Lol Canul

La última semana se ha centrado la atención en la iniciativa para declarar como patrimonio cultural inmaterial las peleas de gallos. Entre la polémica generada y los varios argumentos legales, educativos, científicos, bioéticos que sirven de oposición a ella, de manera particular me interesa el tema de cómo la cultura de la violencia se establece por medio de prácticas como esta.

Para empezar, hay que aclarar que identificamos como cultura inmaterial al conjunto de conocimientos, ideas, creencias, prácticas, tradiciones, costumbres, hábitos e incluso la lengua; elementos generados a través del desarrollo histórico de las sociedades que guardan las pautas de comportamiento, el orden y normas que cada miembro de la sociedad debe seguir. Todo ello es aprendido por el contacto con otros miembros de la sociedad, en el seno familiar y a través de la educación (que como he mencionado en anteriores columnas, también es social) y cada cultura cambia de acuerdo al momento histórico y espacio geográfico.

Algunos de esos elementos culturales pueden haber sido desarrollados en los márgenes de la violencia. Ahora, la violencia es entendida por aquellas conductas que, por el uso y abuso de poder, pretenden controlar la voluntad y comportamiento de otro ser (humano o no humano), que tiene la intención de dañar, se naturaliza tras volverse sistemática, es dirigida a grupos que son o se perciben vulnerables y puede ejercerse por hecho u omisión.

Las peleas de gallos no son una costumbre originada en nuestro país y ni siquiera en nuestro continente, se tienen registros antiguos de suceder en Asia algunos siglos antes de nuestra era. Los gallos y gallinas fueron introducidos a nuestro continente gracias a los españoles a partir de la conquista y, por tanto, las peleas de gallos fueron un contagio cultural; actualmente representa una práctica construida en torno a la explotación, abuso y maltrato animal puesto que sus objetivos son la diversión, ocupación y enriquecimiento humano.

Si bien es probable que la vida de los ejemplares usados en la pelea tengan una crianza de sumo cuidado según su naturaleza animal, el objetivo de su vida, que es la pelea, lo hace culminar en un suceso claramente violento, cuando el abuso de fuerza y poder humano obliga a los gallos a una lucha por su propia vida, en un ambiente no natural sino artificial, con un trasfondo de creer que nuestra especie humana es superior (en inteligencia, fuerza o dominio) a cualquier especie animal; en varias ocasiones, la pelea de gallos culmina en la muerte de alguno de los participantes o la gravedad de heridas en uno o ambos contendientes.

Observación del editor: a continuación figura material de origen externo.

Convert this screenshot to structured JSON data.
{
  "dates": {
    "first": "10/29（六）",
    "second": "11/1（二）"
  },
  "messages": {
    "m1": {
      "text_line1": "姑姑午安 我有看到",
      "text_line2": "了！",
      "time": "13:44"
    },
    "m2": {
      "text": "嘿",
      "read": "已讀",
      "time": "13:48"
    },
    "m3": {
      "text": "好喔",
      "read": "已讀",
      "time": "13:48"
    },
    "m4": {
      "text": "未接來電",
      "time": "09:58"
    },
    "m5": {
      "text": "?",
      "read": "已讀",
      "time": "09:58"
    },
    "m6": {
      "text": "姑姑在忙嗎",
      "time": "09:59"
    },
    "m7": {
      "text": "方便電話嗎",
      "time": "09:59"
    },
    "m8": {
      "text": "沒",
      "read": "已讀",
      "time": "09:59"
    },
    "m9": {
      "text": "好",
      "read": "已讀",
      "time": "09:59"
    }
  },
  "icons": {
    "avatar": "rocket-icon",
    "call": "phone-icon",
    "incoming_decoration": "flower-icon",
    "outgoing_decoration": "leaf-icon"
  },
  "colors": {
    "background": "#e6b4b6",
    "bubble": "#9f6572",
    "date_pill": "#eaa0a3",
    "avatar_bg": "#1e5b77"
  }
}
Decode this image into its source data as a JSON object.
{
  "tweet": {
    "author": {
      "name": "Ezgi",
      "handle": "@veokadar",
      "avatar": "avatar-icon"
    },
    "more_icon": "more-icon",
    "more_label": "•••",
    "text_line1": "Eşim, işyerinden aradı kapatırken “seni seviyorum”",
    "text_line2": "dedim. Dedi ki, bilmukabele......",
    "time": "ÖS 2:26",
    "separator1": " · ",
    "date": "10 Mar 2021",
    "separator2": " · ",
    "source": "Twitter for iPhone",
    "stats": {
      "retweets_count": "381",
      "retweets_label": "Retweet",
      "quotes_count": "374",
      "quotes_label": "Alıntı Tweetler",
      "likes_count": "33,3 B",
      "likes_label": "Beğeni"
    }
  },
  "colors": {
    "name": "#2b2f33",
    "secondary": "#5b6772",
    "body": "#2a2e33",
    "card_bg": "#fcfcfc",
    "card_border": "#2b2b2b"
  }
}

Además, de acuerdo con los estudios sobre violencia social identificamos que existe violencia visible, que es la física y más fácil de identificar, así como violencia invisible, que por sus características es difícil de identificar, visibilizar y atender; y por otro lado encontramos la violencia estructural y cultural, por la parte cultural comprende todos los símbolos, actos simbólicos y prácticas cotidianas que muestran a la violencia como algo natural, que sucede porque así son las cosas, como una manera de resolución de conflictos o de funcionamiento social. Si una práctica en la que los participantes (humanos o no) se baten en una lucha de vida a muerte y sirve como medio de subsistencia y goce humano, se convierte en un medio de naturalización de la violencia e insensibiliza a la empatía y la alteridad, además, si es un suceso que se repite, los efectos se vuelven sistemáticos. Esto explica de dónde se contagian las formas de violencia social como la discriminación racial, de género, de clase y de especie. Cabe mencionar que si se naturaliza la violencia hacia un sector, eso sirve de factor que facilite o fomente la violencia hacia otros sectores de la población.

En una sociedad con los índices de violencia registrados, que busca la construcción de mejores condiciones de vida para sus miembros, donde legislaciones y acuerdos incluyen como parte de los objetivos internacionales la erradicación de la violencia en un enfoque de derechos humanos, permitir que las prácticas de violencia como las peleas de gallos, de perros e incluso que las corridas de toros continúen, alimentan la cultura de violencia en la que nos desarrollamos. Vale la pena cuestionar si con todo eso, además, debemos perpetuarlas blindándolas de su regulación por maltrato a través de convertirlas en patrimonio cultural inmaterial.